Site icon Bacon's Rebellion

Spotsy on the Spot

In early September, we profiled the efforts of Spotsylvania County build its way out of its transportation woes — voters last year approved a $144 million bond referendum. (See “Spotsy Turvy,” Sept. 8, 2006.) In theory, jurisdictions that take on prime responsibility for building and maintaining their own roads will make a greater effort to support transportation-efficient human settlement patterns. Trouble was, I observed back then, there wasn’t much evidence of such development in Spotsylvania.

Now we’ve gone back for a closer look. There still isn’t much transportation-efficient development, but that’s mainly because previous zoning decisions created a pipeline of unfortunate development. Land use planning was so basic that Spotsylvania County didn’t even have a land-use map to show what kind of development was supposed to go where. As Bob Burke reports today in our update, “Spotsy on the Spot” (I’ll take the blame for the bad puns in the headlines):

Without a land-use map, “what do you measure a rezoning against?” asks Ric Goss, the county’s planning director, who arrived in May 2003 after the current comprehensive plan was already written. “If you don’t have a land-use plan that tells you where you want to go, how do you make these decisions?”

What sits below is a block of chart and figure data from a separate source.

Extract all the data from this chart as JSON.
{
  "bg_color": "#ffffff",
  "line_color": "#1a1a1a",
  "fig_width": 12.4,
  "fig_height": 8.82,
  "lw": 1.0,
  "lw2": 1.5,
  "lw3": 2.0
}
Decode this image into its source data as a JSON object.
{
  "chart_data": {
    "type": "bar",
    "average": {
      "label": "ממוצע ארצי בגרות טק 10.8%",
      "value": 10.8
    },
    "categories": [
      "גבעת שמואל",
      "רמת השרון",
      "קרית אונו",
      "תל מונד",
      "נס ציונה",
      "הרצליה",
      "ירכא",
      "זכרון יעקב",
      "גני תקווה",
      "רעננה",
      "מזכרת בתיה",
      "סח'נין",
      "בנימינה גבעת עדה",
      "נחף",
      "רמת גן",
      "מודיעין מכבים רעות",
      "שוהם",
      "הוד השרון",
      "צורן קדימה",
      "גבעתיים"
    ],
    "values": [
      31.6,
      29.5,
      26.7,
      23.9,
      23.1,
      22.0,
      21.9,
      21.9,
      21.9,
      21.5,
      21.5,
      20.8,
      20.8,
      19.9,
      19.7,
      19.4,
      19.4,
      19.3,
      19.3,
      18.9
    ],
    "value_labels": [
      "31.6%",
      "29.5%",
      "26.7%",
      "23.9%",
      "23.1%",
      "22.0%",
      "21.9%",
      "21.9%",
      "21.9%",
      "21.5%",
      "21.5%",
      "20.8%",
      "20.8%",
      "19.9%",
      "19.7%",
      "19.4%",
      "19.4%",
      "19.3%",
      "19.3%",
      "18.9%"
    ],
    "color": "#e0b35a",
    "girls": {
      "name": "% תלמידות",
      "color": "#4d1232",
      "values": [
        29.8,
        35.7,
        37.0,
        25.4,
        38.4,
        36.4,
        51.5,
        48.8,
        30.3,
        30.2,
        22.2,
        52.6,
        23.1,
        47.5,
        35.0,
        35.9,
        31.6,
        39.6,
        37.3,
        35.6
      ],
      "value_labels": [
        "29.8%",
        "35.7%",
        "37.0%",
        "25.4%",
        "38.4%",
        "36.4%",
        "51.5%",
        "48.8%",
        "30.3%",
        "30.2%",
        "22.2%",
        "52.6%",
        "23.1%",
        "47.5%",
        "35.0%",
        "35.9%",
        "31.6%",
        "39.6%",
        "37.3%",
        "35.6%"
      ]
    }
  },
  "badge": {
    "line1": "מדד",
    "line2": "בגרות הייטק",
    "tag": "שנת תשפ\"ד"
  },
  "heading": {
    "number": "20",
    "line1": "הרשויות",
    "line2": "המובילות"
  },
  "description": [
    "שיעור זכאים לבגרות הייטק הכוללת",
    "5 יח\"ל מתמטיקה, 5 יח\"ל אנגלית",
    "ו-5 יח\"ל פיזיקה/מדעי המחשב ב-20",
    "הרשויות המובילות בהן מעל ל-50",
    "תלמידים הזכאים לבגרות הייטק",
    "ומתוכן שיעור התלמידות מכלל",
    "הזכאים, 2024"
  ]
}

The good news for Spotsylvania residents is that the current Board of Supervisors is getting serious about changing the dysfunctional development patterns. In addition to creating a new map, supervisors are considering the traffic impact of rezoning requests, concentrating development around transportation corridors, encouraging mixed use, promoting transit-oriented development and permitting higher densities. All moves in the right direction.

Given the backlog of bad development, however, traffic is likely to get worse before it gets better — even with that $144 million to spend on roads. Let’s hope that voters don’t draw the wrong conclusions and blame land use reforms which haven’t even been implemented yet.